In the first part of the talk, Dr. Shi will introduce an unsupervised image denoiser based on estimating the covariance matrix of clean images. A key insight is that if the image manifold is invariant under global in-plane rotations, this symmetry can be exploited to accelerate computations and reduce dimensionality. Dr. Shi will discuss recent advances in fast expansion into steerable bases that allow us to efficiently utilize this rotational symmetry, leading to a thousandfold improvement in the speed of covariance estimation over existing methods. This technique has been successfully applied to joint deconvolution and denoising of large-scale, real-world cryo-EM images.

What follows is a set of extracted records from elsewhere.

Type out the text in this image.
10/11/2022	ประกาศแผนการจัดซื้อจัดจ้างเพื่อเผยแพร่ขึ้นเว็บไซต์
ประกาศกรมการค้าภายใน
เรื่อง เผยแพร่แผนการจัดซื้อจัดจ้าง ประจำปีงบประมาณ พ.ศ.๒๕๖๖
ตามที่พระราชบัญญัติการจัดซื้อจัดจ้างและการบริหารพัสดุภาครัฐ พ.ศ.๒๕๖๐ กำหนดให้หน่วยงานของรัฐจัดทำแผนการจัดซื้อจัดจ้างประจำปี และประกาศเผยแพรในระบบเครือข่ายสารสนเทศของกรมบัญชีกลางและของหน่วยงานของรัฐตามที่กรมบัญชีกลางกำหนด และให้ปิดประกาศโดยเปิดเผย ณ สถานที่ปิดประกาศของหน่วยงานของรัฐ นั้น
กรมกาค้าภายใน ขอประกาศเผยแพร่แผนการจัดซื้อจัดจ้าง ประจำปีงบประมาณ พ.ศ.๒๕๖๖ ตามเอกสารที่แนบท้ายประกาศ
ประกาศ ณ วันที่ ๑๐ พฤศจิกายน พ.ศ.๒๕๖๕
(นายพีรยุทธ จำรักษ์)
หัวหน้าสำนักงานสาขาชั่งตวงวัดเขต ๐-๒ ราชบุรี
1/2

In the second part, Dr. Shi will present a fast algorithm for aligning images using optimal transport. Our method leverages the sliced Wasserstein distance by computing the 1D Wasserstein distance between radial line projections of input images. By applying a special transform to the frequency domain, Dr. Shi achieve efficient alignment of two L by L images in O(L^2 log L) operations -- matching the complexity of alignment using Euclidean distance. I will demonstrate the robustness of our method to translations and deformations.
Finally, Dr. Shi will comment on the practical limitations of both methods and discuss open questions that remain, highlighting areas for future exploration.